Apple's latest home computer, the Mac Mini, is generating industry buzz as a new way to store and distribute audio and video content to TV, stereos and other devices. It is expected to kick-start the home-media-center market.
“The Mac Mini offers an easy-to-reach entry into the elegant world of Apple,” says Jonathan Blum, a gadget guru for WPIX New York and contributing editor to Popular Science and Sync magazines. “It is the simplest way to deal with digital content.”
Apple's edge is size. At only 2 inches tall and 6.5 inches square, the $499 Mac Mini can easily sit next to, below or even atop the TV set. And while Apple CEO Steve Jobs says the unit is not being pushed as a media-center computer, the market may pull it that way.
The PC market has spent years trying to sell consumers on a home-media-center PC that stores audio, video and still photos. The industry envisioned the PC distributing content to various devices in the home. The problem? The typical PC is so unattractive it's not welcomed near a TV or stereo. Fan noise is another issue. But the Mac Mini, which is fan-free, could change that, and jump-start the market segment.

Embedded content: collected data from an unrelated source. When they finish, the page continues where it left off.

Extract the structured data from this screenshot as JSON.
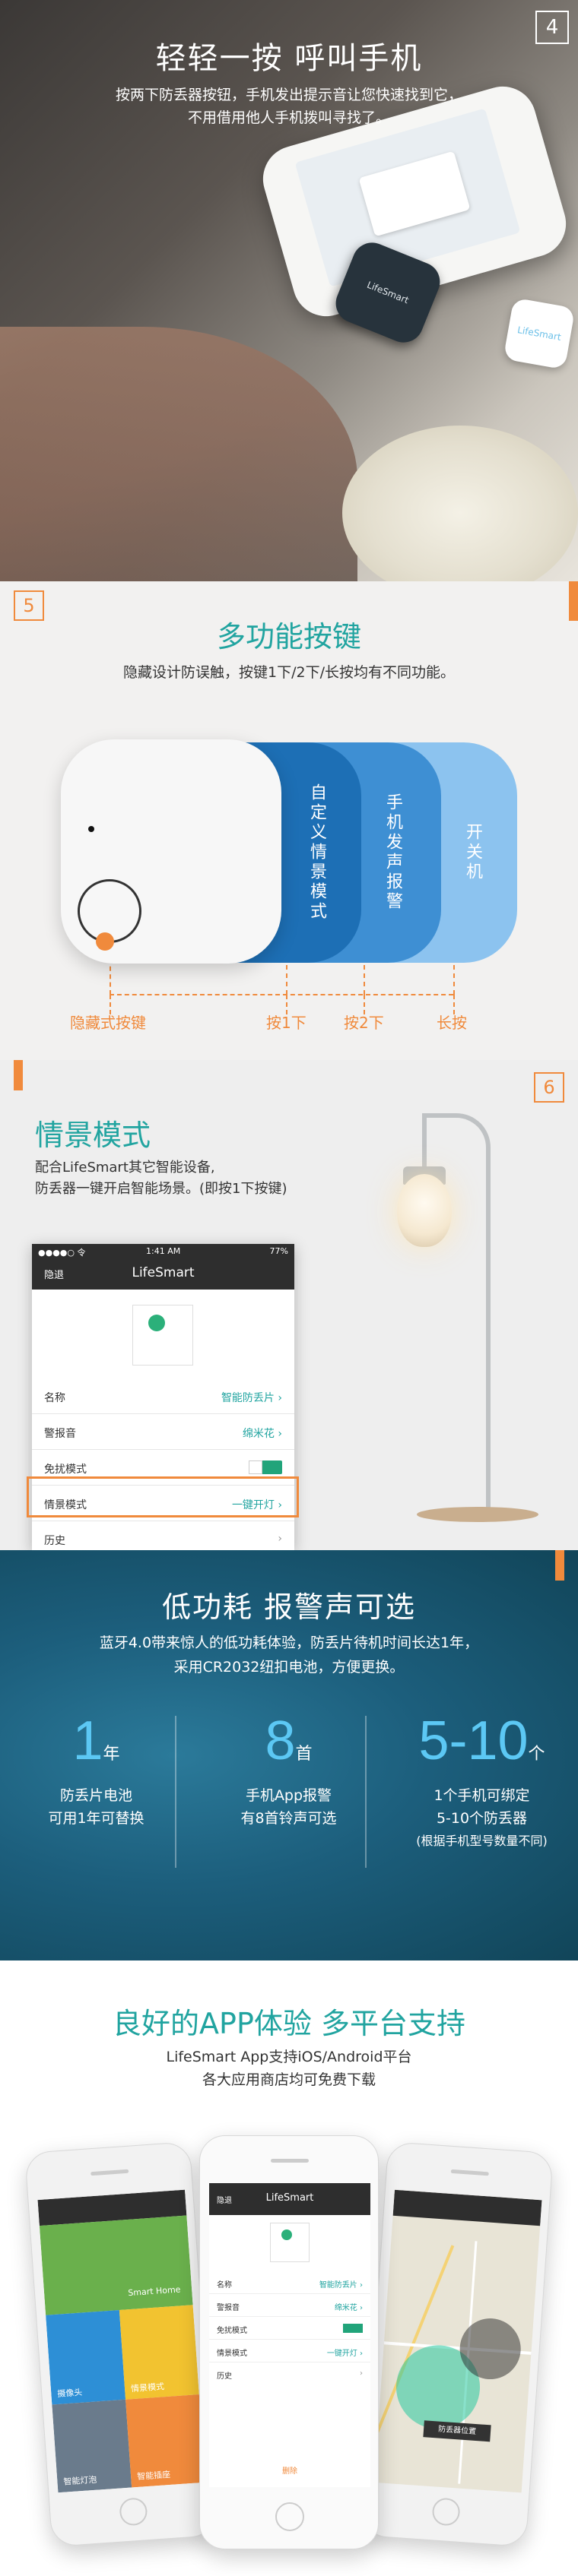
{
  "s1": {
    "num": "4",
    "title": "轻轻一按 呼叫手机",
    "sub_line1": "按两下防丢器按钮，手机发出提示音让您快速找到它，",
    "sub_line2": "不用借用他人手机拨叫寻找了。",
    "tag_dark_text": "LifeSmart",
    "tag_white_text": "LifeSmart"
  },
  "s2": {
    "num": "5",
    "title": "多功能按键",
    "sub": "隐藏设计防误触，按键1下/2下/长按均有不同功能。",
    "band1_text": "自定义情景模式",
    "band2_text": "手机发声报警",
    "band3_text": "开关机",
    "label_hidden": "隐藏式按键",
    "label_1": "按1下",
    "label_2": "按2下",
    "label_long": "长按"
  },
  "s3": {
    "num": "6",
    "title": "情景模式",
    "sub_line1": "配合LifeSmart其它智能设备,",
    "sub_line2": "防丢器一键开启智能场景。(即按1下按键)",
    "app": {
      "status_left": "●●●●○ 令",
      "status_time": "1:41 AM",
      "status_right": "77%",
      "back": "隐退",
      "nav_title": "LifeSmart",
      "rows": [
        {
          "k": "名称",
          "v": "智能防丢片 ›"
        },
        {
          "k": "警报音",
          "v": "绵米花 ›"
        },
        {
          "k": "免扰模式",
          "v": ""
        },
        {
          "k": "情景模式",
          "v": "一键开灯 ›"
        },
        {
          "k": "历史",
          "v": "›"
        }
      ]
    }
  },
  "s4": {
    "title": "低功耗 报警声可选",
    "sub_line1": "蓝牙4.0带来惊人的低功耗体验，防丢片待机时间长达1年，",
    "sub_line2": "采用CR2032纽扣电池，方便更换。",
    "stats": [
      {
        "big": "1",
        "unit": "年",
        "t1": "防丢片电池",
        "t2": "可用1年可替换",
        "t3": ""
      },
      {
        "big": "8",
        "unit": "首",
        "t1": "手机App报警",
        "t2": "有8首铃声可选",
        "t3": ""
      },
      {
        "big": "5-10",
        "unit": "个",
        "t1": "1个手机可绑定",
        "t2": "5-10个防丢器",
        "t3": "(根据手机型号数量不同)"
      }
    ]
  },
  "s5": {
    "title": "良好的APP体验 多平台支持",
    "sub_line1": "LifeSmart App支持iOS/Android平台",
    "sub_line2": "各大应用商店均可免费下载",
    "phone_center": {
      "nav_back": "隐退",
      "nav_title": "LifeSmart",
      "rows": [
        {
          "k": "名称",
          "v": "智能防丢片 ›"
        },
        {
          "k": "警报音",
          "v": "绵米花 ›"
        },
        {
          "k": "免扰模式",
          "v": ""
        },
        {
          "k": "情景模式",
          "v": "一键开灯 ›"
        },
        {
          "k": "历史",
          "v": "›"
        }
      ],
      "bottom_btn": "删除"
    },
    "phone_left_tiles": [
      "Smart Home",
      "情景模式",
      "摄像头",
      "智能灯泡",
      "智能灯",
      "智能插座"
    ],
    "phone_right_badge": "防丢器位置"
  }
}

More important, digital content is a huge part of Apple's future. During the fourth quarter, Apple shipped more than 4.5 million iPod portable music players as opposed to 1 million Macintosh computers.
“Digital content is the company's future,” adds Blum. “And considering the leg up they have in the digital-content brand, it would be almost irresponsible for them not to pursue it.”
While the look of the Mac Mini makes it a perfect home- media server, it will probably require some external drives to handle video, audio and photo storage. It currently maxes out at 80GB of storage, an amount that would be quickly strained if it was storing video content alongside audio files. (For a large record collection, for instance, 40 GB can store about 10,000 songs.)
But current technology can fill in any gaps in the system. TV tuner cards from such companies as El Gato, for example, can record and play back TV programs. Apple's DVI-to-S-video, or component video converter, allows a user to view images on a TV. And Apple's AirPort Extreme board and AirPort Express enable audio files to be played through a stereo receiver wirelessly.